CFile file("Shape-Archive-Test.tmp", CFile::modeCreate | CFile::modeWrite);
CArchive ar(&file, CArchive::store);
shape.Serialize(ar);
ar.Close();
file.Close();

Above code creates a file object using CFile and which creates “Shape-Archive-Test.tmp” file for writing. The code creates CArchive object using CFile object. As we discussed earlier, at a time CArchive object can do either store the data or load the data; it will not do both operations at a time. Hence we need to create separate CArchive objects for storing and loading the data. And we must set the flag to tell whether the CArchive object is for storing the data or loading the data through its constructor. From above code, CArchive::store represents, the CArchive object is meant for storing the data.

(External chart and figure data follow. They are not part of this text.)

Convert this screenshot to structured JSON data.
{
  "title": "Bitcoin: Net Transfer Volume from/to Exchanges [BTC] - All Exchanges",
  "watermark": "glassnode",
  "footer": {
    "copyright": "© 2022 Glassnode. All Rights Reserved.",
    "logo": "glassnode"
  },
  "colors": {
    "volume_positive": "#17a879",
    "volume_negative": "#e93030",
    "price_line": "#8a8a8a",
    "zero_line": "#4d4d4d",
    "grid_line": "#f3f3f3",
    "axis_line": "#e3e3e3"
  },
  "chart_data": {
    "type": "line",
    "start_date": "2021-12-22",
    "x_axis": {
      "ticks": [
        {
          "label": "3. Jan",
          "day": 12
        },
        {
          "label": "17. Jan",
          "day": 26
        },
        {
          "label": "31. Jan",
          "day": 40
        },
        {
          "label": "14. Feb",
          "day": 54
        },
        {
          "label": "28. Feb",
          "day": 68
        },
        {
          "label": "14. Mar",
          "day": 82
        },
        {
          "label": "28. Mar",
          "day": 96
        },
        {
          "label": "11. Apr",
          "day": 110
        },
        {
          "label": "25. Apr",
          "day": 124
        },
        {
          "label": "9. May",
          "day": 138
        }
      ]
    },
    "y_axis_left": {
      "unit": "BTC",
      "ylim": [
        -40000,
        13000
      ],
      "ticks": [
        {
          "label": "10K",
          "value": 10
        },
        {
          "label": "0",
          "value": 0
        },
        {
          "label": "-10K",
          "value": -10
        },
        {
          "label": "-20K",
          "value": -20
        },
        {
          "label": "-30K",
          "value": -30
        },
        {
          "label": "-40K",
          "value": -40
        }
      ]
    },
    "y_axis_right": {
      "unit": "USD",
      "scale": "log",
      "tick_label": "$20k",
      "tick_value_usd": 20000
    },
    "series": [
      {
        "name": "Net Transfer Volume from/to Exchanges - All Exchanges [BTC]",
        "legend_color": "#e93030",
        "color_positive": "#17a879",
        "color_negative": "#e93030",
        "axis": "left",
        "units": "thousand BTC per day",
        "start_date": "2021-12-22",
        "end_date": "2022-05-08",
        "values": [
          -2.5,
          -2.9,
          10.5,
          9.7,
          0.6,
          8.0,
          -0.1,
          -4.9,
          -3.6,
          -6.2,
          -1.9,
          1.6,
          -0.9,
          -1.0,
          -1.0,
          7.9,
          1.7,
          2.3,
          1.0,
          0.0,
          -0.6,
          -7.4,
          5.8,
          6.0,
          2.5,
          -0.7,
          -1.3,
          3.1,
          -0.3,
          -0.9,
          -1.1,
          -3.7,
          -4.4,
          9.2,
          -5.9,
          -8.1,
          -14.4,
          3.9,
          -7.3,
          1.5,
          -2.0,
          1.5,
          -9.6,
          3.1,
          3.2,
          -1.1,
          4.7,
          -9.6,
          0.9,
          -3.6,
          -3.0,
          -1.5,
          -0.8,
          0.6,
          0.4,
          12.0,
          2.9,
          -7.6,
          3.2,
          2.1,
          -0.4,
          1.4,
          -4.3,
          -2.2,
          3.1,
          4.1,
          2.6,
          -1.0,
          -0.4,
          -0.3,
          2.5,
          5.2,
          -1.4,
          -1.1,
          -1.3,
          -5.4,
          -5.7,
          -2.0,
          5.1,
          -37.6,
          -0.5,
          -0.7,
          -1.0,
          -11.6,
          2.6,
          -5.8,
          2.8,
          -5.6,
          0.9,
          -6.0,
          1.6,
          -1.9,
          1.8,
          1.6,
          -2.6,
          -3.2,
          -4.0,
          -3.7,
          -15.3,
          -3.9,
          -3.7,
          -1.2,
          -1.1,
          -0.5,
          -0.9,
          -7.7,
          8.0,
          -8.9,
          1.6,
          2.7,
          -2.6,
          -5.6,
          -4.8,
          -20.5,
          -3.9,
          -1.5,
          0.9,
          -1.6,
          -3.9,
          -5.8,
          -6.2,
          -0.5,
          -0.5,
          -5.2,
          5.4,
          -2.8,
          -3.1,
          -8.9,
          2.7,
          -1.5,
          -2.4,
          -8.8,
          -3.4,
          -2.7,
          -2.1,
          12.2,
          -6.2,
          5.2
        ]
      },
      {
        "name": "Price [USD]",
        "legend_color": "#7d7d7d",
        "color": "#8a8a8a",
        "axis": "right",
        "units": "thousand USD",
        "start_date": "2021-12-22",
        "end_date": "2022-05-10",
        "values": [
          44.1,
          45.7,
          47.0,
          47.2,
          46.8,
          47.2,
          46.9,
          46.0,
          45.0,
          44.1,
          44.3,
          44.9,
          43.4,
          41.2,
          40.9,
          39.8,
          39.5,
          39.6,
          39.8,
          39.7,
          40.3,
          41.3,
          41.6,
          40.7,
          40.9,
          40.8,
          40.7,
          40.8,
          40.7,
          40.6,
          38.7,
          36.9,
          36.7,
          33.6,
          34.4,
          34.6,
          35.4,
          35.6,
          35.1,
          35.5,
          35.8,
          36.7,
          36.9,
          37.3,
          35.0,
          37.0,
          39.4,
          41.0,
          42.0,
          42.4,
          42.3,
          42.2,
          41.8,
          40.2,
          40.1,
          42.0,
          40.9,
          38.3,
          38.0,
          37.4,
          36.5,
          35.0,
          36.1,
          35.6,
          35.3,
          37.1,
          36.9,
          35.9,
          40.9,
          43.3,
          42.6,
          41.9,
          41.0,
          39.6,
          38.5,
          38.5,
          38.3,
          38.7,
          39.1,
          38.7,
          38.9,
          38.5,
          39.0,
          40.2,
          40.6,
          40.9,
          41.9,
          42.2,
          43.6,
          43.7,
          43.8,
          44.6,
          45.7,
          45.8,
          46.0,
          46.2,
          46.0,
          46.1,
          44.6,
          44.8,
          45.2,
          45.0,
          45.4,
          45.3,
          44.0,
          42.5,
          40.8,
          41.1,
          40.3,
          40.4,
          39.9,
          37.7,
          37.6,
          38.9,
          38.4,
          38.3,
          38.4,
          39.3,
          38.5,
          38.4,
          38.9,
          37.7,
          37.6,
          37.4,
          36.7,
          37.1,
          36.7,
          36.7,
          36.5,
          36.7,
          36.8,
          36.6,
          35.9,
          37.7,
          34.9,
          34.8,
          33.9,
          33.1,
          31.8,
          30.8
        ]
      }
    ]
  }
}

After adding these, the code looks like below:

The “Shape.h” header file:

// Shape.h
//
#include <afx.h>
#include <iostream>

class Shape : public CObject
{
public:
	Shape();

	float m_area;

	virtual void Serialize(CArchive& ar);

	DECLARE_SERIAL(Shape);
};

The Shape class implementation file “Shape.cpp”:

// Shape.cpp
//
#include "Shape.h"

using namespace std;

IMPLEMENT_SERIAL(Shape, CObject, 1);

Shape::Shape()
{
	m_area = 0.0f;
}

void Shape::Serialize(CArchive& ar)
{
	CObject::Serialize(ar);

	if ( ar.IsLoading() )
	{
		ar >> m_area;
	}
	else
	{
		ar << m_area;
	}
}

// -- main()
//
void main()
{
	int input = 0; // 0 - invalid option, 1 - Store data to Archive, 2 - Load data from Archive

	cout << "Enter option: \n1 - Store data to Archive\n2 - Load data from Archive\"" << endl; 	cin >> input;

	switch (input)
	{
	case 1: // Store data to Archive
		{
			Shape shape;
			shape.m_area = 245.67f;

			cout << "The area value " << shape.m_area << " is storing into the Archive.";

			CFile file("Shape-Archive-Test.tmp", CFile::modeCreate | CFile::modeWrite);
			if ( file.m_hFile != NULL )
			{
				CArchive ar(&file, CArchive::store);
				shape.Serialize(ar);
				ar.Close();
				file.Close();
			}
			else
				cout << "Error: Unable to create the file." << endl;
		}
		break;

	case 2: // Load data from Archive
		{
			Shape shape;

			cout << "Beforing loading the value from Archive, the area value is " << shape.m_area << "." << endl;

			try
			{
				CFile file("Shape-Archive-Test.tmp", CFile::modeRead);

				CArchive ar(&file, CArchive::load);
				shape.Serialize(ar);
				ar.Close();
				file.Close();

				cout << "After loading the value from Archive, the area value is " << shape.m_area << "." << endl;
			}
			catch(...)
			{
				cout << "Error: Unable retrieve information from Archive." << endl;
			}
		}
		break;

	default:
		cout << "Invalud option." << endl;
	}
}

Now compile the file “Shape.cpp”.

cl /EHsc Shape.cpp

Run the program and type the option “1” to test how the data is archiving and with option “2” you can test how the data is loading from Archive.

Observe that the Shape object’s member m_area value is assigning it from Archive in case of option “2”. It means, the application loads the Shape object’s state from Archive.